Immunohistochemical detection of IAV antigen at 3 dpi in the lungs of pigs infected with different IAVs. (A) Negative control. (B) Swine (Sw) IAV. There is positive nuclear staining in a few epithelial and desquamated cells of the bronchioli. (C) Equine (Eq) IAV. Note the negative staining. (D) Canine (Ca) IAV. Note the negative staining. (E) Avian (Av) IAV. There is positive nuclear staining in a few epithelial cells of the bronchioli. (F) Seal (Se) IAV. There is positive nuclear staining in a few epithelial cells of the bronchioli.

FIG 5

Neuraminidase (NA) inhibition by sera from pigs infected with each of the indicated IAVs.

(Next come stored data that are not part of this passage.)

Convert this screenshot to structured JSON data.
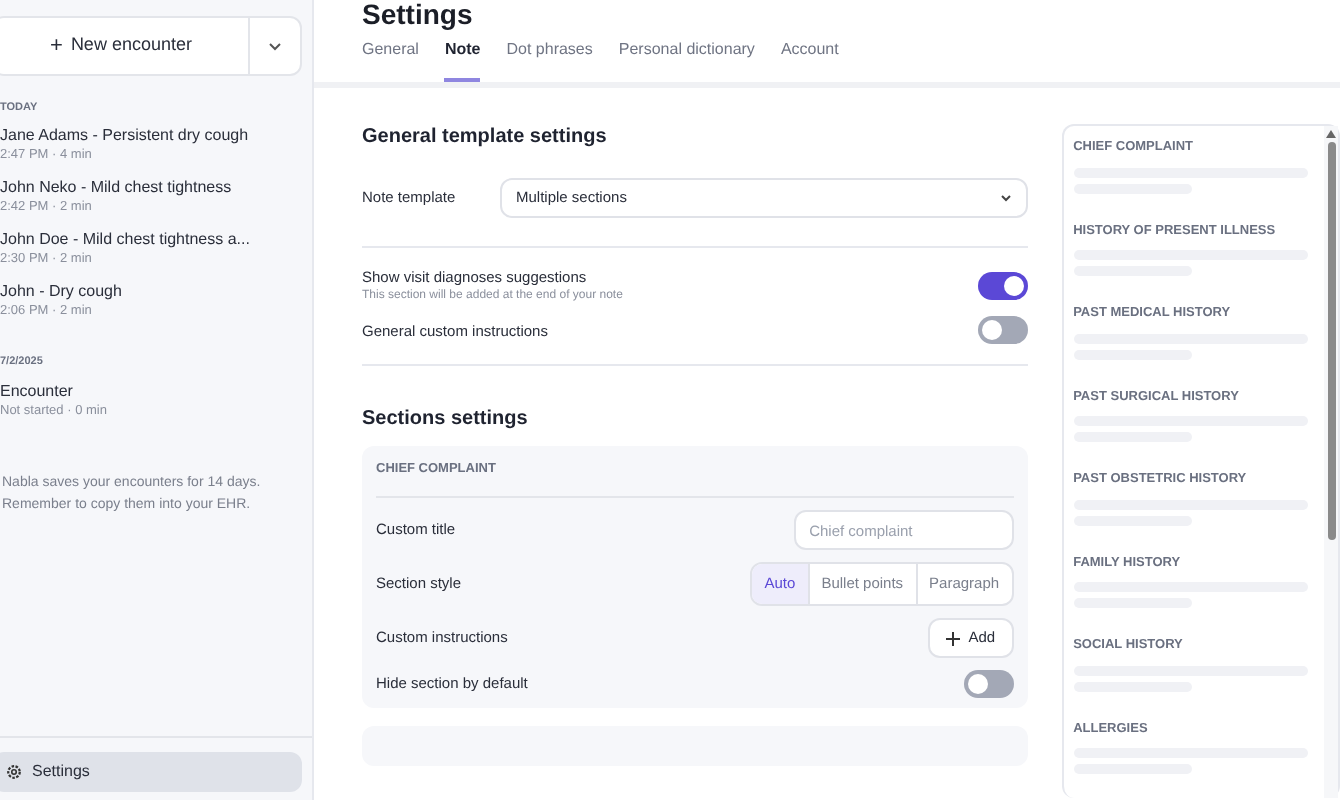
{
  "sidebar": {
    "new_button": {
      "icon": "+",
      "label": "New encounter"
    },
    "groups": [
      {
        "heading": "TODAY",
        "items": [
          {
            "title": "Jane Adams - Persistent dry cough",
            "meta": "2:47 PM · 4 min"
          },
          {
            "title": "John Neko - Mild chest tightness",
            "meta": "2:42 PM · 2 min"
          },
          {
            "title": "John Doe - Mild chest tightness a...",
            "meta": "2:30 PM · 2 min"
          },
          {
            "title": "John - Dry cough",
            "meta": "2:06 PM · 2 min"
          }
        ]
      },
      {
        "heading": "7/2/2025",
        "items": [
          {
            "title": "Encounter",
            "meta": "Not started · 0 min"
          }
        ]
      }
    ],
    "notice": "Nabla saves your encounters for 14 days. Remember to copy them into your EHR.",
    "settings_button": {
      "label": "Settings",
      "selected": true
    }
  },
  "page_title": "Settings",
  "tabs": [
    {
      "label": "General",
      "selected": false
    },
    {
      "label": "Note",
      "selected": true
    },
    {
      "label": "Dot phrases",
      "selected": false
    },
    {
      "label": "Personal dictionary",
      "selected": false
    },
    {
      "label": "Account",
      "selected": false
    }
  ],
  "general": {
    "heading": "General template settings",
    "note_template": {
      "label": "Note template",
      "value": "Multiple sections"
    },
    "toggles": [
      {
        "label": "Show visit diagnoses suggestions",
        "hint": "This section will be added at the end of your note",
        "on": true
      },
      {
        "label": "General custom instructions",
        "on": false
      }
    ]
  },
  "sections": {
    "heading": "Sections settings",
    "card": {
      "title": "CHIEF COMPLAINT",
      "custom_title": {
        "label": "Custom title",
        "placeholder": "Chief complaint"
      },
      "section_style": {
        "label": "Section style",
        "options": [
          {
            "label": "Auto",
            "selected": true
          },
          {
            "label": "Bullet points",
            "selected": false
          },
          {
            "label": "Paragraph",
            "selected": false
          }
        ]
      },
      "custom_instructions": {
        "label": "Custom instructions",
        "button": "Add"
      },
      "hide": {
        "label": "Hide section by default",
        "on": false
      }
    }
  },
  "preview": {
    "sections": [
      "CHIEF COMPLAINT",
      "HISTORY OF PRESENT ILLNESS",
      "PAST MEDICAL HISTORY",
      "PAST SURGICAL HISTORY",
      "PAST OBSTETRIC HISTORY",
      "FAMILY HISTORY",
      "SOCIAL HISTORY",
      "ALLERGIES"
    ]
  }
}
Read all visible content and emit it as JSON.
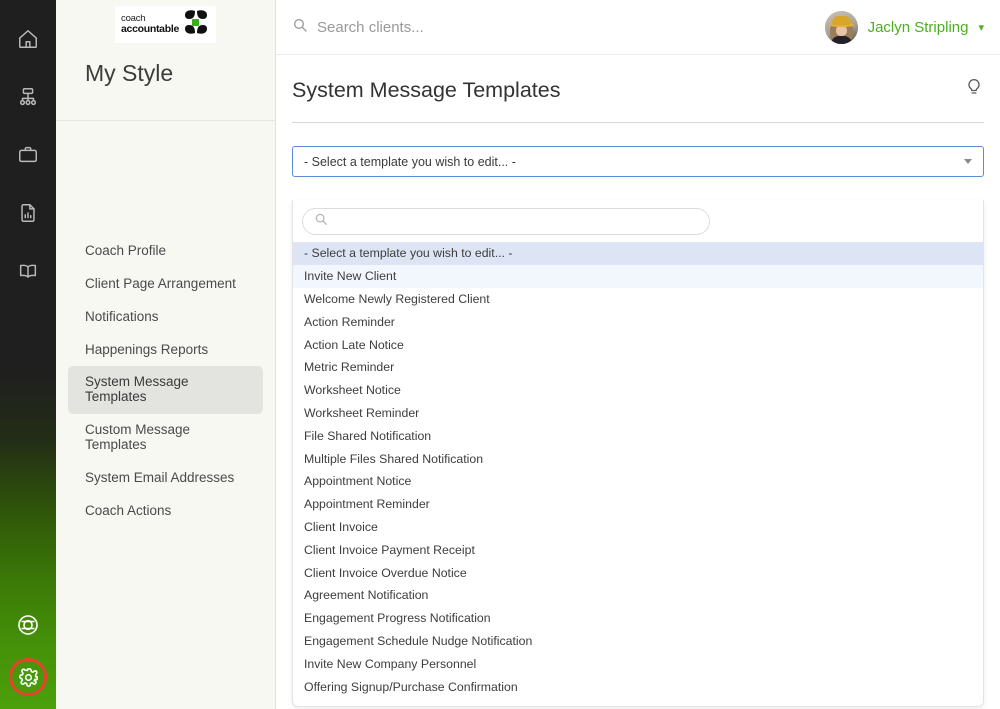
{
  "rail": {
    "top_icons": [
      {
        "name": "home-icon"
      },
      {
        "name": "org-chart-icon"
      },
      {
        "name": "briefcase-icon"
      },
      {
        "name": "report-document-icon"
      },
      {
        "name": "book-icon"
      }
    ],
    "bottom_icons": [
      {
        "name": "lifebuoy-icon"
      },
      {
        "name": "gear-icon"
      }
    ],
    "accent_highlight": "#e8422e",
    "gradient_from": "#1f1f1f",
    "gradient_to": "#4ba00b"
  },
  "sidebar": {
    "logo": {
      "line1": "coach",
      "line2": "accountable",
      "leaf_color": "#3faa1e"
    },
    "title": "My Style",
    "items": [
      {
        "label": "Coach Profile",
        "active": false
      },
      {
        "label": "Client Page Arrangement",
        "active": false
      },
      {
        "label": "Notifications",
        "active": false
      },
      {
        "label": "Happenings Reports",
        "active": false
      },
      {
        "label": "System Message Templates",
        "active": true
      },
      {
        "label": "Custom Message Templates",
        "active": false
      },
      {
        "label": "System Email Addresses",
        "active": false
      },
      {
        "label": "Coach Actions",
        "active": false
      }
    ]
  },
  "topbar": {
    "search_placeholder": "Search clients...",
    "user_name": "Jaclyn Stripling",
    "user_name_color": "#4caf1f"
  },
  "page": {
    "title": "System Message Templates",
    "help_icon": "lightbulb-icon"
  },
  "select": {
    "value": "- Select a template you wish to edit... -",
    "focus_color": "#5a8dd6",
    "search_placeholder": "",
    "options": [
      {
        "label": "- Select a template you wish to edit... -",
        "state": "selected"
      },
      {
        "label": "Invite New Client",
        "state": "hover"
      },
      {
        "label": "Welcome Newly Registered Client",
        "state": ""
      },
      {
        "label": "Action Reminder",
        "state": ""
      },
      {
        "label": "Action Late Notice",
        "state": ""
      },
      {
        "label": "Metric Reminder",
        "state": ""
      },
      {
        "label": "Worksheet Notice",
        "state": ""
      },
      {
        "label": "Worksheet Reminder",
        "state": ""
      },
      {
        "label": "File Shared Notification",
        "state": ""
      },
      {
        "label": "Multiple Files Shared Notification",
        "state": ""
      },
      {
        "label": "Appointment Notice",
        "state": ""
      },
      {
        "label": "Appointment Reminder",
        "state": ""
      },
      {
        "label": "Client Invoice",
        "state": ""
      },
      {
        "label": "Client Invoice Payment Receipt",
        "state": ""
      },
      {
        "label": "Client Invoice Overdue Notice",
        "state": ""
      },
      {
        "label": "Agreement Notification",
        "state": ""
      },
      {
        "label": "Engagement Progress Notification",
        "state": ""
      },
      {
        "label": "Engagement Schedule Nudge Notification",
        "state": ""
      },
      {
        "label": "Invite New Company Personnel",
        "state": ""
      },
      {
        "label": "Offering Signup/Purchase Confirmation",
        "state": ""
      }
    ]
  }
}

The data are means ± the standard deviations (SD) for four sera collected 21 days p.i. from animals inoculated with swine H3N2 (Sw), avian H3N8 (Av), seal H3N8 (Se), equine H3N8 (Eq), and canine H3N8 (Ca) IAVs and two sera from mock-infected pigs.

FIG 6

ELISAs were performed using purified A/PR/8/34 IAVs and sera of mice immunized intraperitoneally with 2.7 × 10⁷ EID₅₀ per mouse of swine H3N2 (Sw), avian H3N8 (Av), and seal H3N8 (Se) IAVs inactivated by UV. (A) ELISAs were performed using sera collected 9 days after the first immunization. (B) ELISA were performed using sera collected 14 days after the second immunization with the same amount of immunogen. The data are presented as the median ± the SD.

FIG 7

Neighbor-joining trees of eight gene segments of viruses examined in the present study (●) and H3N8 IAVs from equine (Eq), canine (Ca), and avian (Av) origins retrieved from GenBank.